I am trying to combine multiple spreadsheets (about 20) using a functional programming approach. Each spreadsheet contains an individual year of data. They are messy, with columns not named or name of same column changing across the spreadsheets.
I originally did all the cleaning up individually for each spreadsheet but want to learn how to do it with a functional programming to make it more reproducible.
My approach was to build a regex to match all the different names of the specified column, then rename the column using a custom function/regex. I thought I could then use map_dfr to apply this function to all the different spreadsheets to produce a final dataframe to work with.
However I have encountered 2 problems:
the regex engine in R seems to have the global parameter on and no way to switch it off. I want to match the the different possibilities in the regex expression in sequence and stop when it finds the first match, not all matches. For example, after I import the spreadsheets sometimes there are mulitple unamed columns which get given names ...1 etc. I only want to match the first instance. I cannot seem to work out if it possible to disable the global parameter, or a cleverer way of writing the regex to stop after the first match. Also is there another, perhaps better, way of approaching this?
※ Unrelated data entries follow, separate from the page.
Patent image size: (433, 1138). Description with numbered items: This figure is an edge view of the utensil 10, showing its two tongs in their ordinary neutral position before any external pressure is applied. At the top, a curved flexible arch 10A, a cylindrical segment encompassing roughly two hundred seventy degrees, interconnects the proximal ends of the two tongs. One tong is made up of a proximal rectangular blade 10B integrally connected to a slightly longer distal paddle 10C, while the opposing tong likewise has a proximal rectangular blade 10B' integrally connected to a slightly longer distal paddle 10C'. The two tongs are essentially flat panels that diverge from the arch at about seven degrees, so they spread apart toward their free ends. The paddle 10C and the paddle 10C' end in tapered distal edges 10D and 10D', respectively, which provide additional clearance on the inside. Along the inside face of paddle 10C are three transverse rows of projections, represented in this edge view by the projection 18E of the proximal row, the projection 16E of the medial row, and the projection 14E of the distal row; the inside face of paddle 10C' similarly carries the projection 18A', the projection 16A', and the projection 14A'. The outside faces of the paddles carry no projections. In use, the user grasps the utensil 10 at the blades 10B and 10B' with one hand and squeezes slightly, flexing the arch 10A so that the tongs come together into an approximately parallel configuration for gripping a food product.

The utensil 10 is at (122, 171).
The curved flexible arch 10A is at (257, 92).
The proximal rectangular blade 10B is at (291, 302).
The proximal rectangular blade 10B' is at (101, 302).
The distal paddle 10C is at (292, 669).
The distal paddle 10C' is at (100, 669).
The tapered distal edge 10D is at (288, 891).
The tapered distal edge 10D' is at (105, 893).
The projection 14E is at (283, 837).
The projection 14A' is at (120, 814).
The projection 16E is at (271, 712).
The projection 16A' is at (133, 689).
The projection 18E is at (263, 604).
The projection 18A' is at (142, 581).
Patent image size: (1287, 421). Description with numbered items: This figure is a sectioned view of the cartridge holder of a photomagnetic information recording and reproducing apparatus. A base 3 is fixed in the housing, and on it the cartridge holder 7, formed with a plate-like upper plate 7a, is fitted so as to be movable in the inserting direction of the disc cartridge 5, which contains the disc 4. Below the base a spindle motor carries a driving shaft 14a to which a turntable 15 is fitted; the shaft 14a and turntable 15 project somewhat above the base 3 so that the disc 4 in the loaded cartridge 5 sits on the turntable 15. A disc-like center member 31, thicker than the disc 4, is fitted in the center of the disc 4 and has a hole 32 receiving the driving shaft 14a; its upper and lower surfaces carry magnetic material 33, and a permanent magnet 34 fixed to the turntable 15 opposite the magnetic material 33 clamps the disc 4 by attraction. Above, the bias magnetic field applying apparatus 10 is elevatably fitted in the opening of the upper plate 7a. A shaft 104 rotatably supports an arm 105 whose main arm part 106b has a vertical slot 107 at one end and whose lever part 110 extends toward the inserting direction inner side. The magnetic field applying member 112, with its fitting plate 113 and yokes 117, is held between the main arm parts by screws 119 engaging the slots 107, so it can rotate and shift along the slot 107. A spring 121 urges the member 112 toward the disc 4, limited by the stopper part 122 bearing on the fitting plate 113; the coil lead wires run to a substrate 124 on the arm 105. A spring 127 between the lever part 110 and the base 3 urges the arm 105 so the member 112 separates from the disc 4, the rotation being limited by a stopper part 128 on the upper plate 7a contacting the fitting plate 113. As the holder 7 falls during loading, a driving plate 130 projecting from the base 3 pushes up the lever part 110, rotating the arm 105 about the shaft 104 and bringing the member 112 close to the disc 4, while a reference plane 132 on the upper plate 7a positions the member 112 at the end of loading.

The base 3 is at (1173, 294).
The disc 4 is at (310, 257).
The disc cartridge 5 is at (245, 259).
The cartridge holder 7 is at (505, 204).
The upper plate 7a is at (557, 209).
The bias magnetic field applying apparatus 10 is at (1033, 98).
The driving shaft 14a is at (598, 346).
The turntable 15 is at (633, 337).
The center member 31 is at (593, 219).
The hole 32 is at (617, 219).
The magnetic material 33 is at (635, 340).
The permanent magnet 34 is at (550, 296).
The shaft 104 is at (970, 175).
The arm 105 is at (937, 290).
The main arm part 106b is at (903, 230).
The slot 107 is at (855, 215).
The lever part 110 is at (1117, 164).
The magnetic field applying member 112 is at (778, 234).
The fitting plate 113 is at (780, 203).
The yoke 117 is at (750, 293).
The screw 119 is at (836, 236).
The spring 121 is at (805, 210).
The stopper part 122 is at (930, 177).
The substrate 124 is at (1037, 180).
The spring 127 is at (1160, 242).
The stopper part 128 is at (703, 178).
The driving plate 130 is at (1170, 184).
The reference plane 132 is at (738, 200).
When I pass my custom function, which seems to work well enough on individual dataframes, I get an error from map_df which I am not quite sure why.
I have produced a minimal reprex below, which I think highlights the issues.
All thoughts greatly received, including alternative approaches to this, as this must be a very common problem people come across. Thanks.
library(tidyverse)
year_1 <- tribble(
~`...1`, ~admissions,
"Hospital 1", 10,
"Hospital 2", 100,
"hospital 3", 200
)
year_2 <- tribble(
~provider_code, ~`...2`, ~admissions,
"H1", "Hospital 1", 20,
"H2", "Hospital 2", 400,
"H3", "hospital 3", 500
)
year_3 <- tribble(
~"Hospital provider code", ~"Commissioning region/Provider", ~admissions,
"H1", "Hospital 1", 350,
"H2", "Hospital 2", 350,
"H3", "hospital 3", 550
)
clean_up_area_column_name <- function(x){
rename({{x}}, area = matches("\\.{3}[0-9]|commissioning region|hospital provider", ignore.case = TRUE))
}
clean_up_area_column_name(year_1)
#> # A tibble: 3 × 2
#> area admissions
#> <chr> <dbl>
#> 1 Hospital 1 10
#> 2 Hospital 2 100
#> 3 hospital 3 200
clean_up_area_column_name(year_2)
#> # A tibble: 3 × 3
#> provider_code area admissions
#> <chr> <chr> <dbl>
#> 1 H1 Hospital 1 20
#> 2 H2 Hospital 2 400
#> 3 H3 hospital 3 500
clean_up_area_column_name(year_3)
#> # A tibble: 3 × 3
#> area1 area2 admissions
#> <chr> <chr> <dbl>
#> 1 H1 Hospital 1 350
#> 2 H2 Hospital 2 350
#> 3 H3 hospital 3 550
test_df <- map_dfr(c(year_1, year_2, year_3), clean_up_area_column_name)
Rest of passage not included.